Wall Street’s money pros are more bullish on the stock market now than they were before the plunge in August.
Last weekend, Barron’s magazine published the findings of its biannual “Big Money” investor survey. 55% of respondents said they were either “bullish” or “very bullish,” which is up from 45% who responded similarly for the Spring survey.
According to Barron’s, investors are betting that the drop was just a correction, and the bull market will be driven higher by gains in the US economy and corporate profits.
The survey was sent out mid-September and had responses from 138 money managers.
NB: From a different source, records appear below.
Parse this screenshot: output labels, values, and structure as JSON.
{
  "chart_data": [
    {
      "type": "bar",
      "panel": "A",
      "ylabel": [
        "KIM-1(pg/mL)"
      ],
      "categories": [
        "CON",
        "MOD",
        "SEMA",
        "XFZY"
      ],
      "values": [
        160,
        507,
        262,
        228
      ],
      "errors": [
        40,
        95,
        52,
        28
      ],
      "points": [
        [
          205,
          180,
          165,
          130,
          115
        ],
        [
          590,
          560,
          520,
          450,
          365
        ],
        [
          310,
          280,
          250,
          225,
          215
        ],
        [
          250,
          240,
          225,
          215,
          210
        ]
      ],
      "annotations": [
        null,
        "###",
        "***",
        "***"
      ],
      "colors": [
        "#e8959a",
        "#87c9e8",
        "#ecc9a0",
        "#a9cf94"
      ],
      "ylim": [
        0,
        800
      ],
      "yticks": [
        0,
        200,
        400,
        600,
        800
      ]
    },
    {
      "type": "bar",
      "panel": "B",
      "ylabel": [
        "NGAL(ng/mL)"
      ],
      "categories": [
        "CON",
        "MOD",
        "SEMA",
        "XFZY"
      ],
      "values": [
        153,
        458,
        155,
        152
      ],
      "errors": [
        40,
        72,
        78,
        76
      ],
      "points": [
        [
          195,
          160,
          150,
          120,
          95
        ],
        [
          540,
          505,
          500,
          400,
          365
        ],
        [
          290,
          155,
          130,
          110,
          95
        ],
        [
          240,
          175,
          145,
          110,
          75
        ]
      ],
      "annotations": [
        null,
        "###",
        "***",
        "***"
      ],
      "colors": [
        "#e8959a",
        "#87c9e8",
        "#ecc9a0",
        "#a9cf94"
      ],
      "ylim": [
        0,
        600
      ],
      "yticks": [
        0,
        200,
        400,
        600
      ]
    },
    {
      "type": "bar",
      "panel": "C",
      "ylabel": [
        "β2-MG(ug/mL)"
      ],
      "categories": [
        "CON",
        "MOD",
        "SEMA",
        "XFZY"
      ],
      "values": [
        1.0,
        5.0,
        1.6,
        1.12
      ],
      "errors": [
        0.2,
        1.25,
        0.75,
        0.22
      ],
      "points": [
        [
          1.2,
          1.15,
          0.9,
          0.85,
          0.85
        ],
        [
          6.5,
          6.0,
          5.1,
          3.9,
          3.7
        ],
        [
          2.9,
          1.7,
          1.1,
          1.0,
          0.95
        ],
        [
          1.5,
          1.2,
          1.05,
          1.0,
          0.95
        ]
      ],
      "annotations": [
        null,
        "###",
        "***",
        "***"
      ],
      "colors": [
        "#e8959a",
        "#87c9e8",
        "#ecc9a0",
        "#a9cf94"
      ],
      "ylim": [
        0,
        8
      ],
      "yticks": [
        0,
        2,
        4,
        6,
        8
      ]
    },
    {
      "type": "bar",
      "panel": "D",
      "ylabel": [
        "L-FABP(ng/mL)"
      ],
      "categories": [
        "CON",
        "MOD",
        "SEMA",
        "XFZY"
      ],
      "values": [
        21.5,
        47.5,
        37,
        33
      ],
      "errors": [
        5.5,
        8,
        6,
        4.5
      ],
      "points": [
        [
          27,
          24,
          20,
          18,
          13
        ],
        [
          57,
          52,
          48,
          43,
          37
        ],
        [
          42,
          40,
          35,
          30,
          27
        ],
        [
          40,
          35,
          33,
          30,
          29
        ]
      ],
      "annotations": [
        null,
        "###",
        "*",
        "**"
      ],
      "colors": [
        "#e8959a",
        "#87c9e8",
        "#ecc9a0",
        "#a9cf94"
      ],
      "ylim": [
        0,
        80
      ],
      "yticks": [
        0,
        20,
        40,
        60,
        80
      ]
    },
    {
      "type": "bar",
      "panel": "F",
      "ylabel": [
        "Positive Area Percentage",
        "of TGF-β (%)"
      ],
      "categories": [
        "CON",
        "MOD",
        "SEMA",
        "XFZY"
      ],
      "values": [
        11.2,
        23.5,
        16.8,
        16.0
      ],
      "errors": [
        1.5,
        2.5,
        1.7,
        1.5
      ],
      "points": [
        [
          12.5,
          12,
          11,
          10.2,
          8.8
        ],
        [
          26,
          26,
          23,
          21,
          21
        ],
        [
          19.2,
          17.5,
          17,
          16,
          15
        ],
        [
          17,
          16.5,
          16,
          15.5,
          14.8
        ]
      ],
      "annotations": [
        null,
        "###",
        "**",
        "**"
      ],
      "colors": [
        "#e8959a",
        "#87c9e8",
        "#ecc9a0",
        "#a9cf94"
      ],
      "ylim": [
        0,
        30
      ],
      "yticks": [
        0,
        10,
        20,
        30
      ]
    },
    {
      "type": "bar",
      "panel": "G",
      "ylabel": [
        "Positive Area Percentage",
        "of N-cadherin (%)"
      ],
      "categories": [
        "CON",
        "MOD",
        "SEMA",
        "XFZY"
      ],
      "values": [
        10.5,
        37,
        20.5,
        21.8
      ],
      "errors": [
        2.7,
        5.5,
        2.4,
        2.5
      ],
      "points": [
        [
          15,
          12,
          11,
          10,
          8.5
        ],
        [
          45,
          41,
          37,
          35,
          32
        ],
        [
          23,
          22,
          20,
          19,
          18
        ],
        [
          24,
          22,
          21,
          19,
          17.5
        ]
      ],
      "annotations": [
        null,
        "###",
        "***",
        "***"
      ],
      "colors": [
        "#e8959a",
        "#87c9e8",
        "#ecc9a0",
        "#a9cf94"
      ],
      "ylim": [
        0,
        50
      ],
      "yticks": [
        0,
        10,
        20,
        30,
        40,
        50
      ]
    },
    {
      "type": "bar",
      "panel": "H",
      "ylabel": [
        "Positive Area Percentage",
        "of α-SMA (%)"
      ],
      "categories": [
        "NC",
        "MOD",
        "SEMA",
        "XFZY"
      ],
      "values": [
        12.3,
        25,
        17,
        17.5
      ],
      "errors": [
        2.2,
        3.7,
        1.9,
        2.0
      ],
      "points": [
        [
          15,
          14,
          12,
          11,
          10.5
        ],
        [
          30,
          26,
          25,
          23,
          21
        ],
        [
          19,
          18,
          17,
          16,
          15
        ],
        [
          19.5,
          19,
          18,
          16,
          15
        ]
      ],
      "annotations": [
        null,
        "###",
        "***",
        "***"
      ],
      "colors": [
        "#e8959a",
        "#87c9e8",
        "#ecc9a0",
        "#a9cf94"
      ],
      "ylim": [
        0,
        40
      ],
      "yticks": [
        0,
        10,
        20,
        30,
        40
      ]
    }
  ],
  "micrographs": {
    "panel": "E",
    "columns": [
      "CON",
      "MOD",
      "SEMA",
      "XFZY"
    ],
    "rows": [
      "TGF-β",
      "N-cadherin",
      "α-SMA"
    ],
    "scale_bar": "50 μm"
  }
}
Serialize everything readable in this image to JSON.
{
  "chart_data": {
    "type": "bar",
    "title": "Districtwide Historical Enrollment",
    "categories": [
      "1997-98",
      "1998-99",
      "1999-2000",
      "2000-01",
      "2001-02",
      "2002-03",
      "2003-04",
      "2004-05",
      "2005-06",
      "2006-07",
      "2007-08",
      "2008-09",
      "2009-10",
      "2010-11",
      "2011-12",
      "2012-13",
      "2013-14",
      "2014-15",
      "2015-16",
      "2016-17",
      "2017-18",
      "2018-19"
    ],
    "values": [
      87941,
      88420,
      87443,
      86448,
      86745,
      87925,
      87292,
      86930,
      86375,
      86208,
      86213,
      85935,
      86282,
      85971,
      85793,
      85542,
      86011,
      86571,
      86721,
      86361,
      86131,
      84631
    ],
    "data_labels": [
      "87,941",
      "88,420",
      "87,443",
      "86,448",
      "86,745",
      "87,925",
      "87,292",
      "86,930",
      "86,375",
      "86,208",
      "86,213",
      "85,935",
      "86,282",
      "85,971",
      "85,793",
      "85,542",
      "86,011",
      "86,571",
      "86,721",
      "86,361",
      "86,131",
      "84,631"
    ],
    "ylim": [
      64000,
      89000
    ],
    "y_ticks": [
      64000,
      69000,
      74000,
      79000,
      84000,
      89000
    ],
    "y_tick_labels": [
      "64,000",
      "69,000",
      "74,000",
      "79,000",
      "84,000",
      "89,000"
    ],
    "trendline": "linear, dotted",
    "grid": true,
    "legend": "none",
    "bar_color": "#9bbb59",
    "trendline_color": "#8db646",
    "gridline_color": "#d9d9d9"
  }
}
Based on the mean, the respondents forecast the Dow would rise 4% through the middle of next year from current levels, a gain to 17,965. They saw the S&P 500 up 6% from current levels by next June, to 2,147, and the Nasdaq up 7%.
Only 2% of respondents had a “very bearish” investment outlook, the same as those who were “very bullish”. The majority (53%) said they were “bullish”.
And in a simple thumbs-up-or-thumbs-down question, Apple, Amazon, Facebook, and Bank of America were among stocks approved of, while Netflix and Tesla weren’t favourites.
Money managers did not expect an interest rate hike to come soon or to halt the bull market when it eventually does. And most of them thought the Fed should have raised rates in September.
And as a quick footnote, some people view Barron’s cover as a contrarian indicator for the market.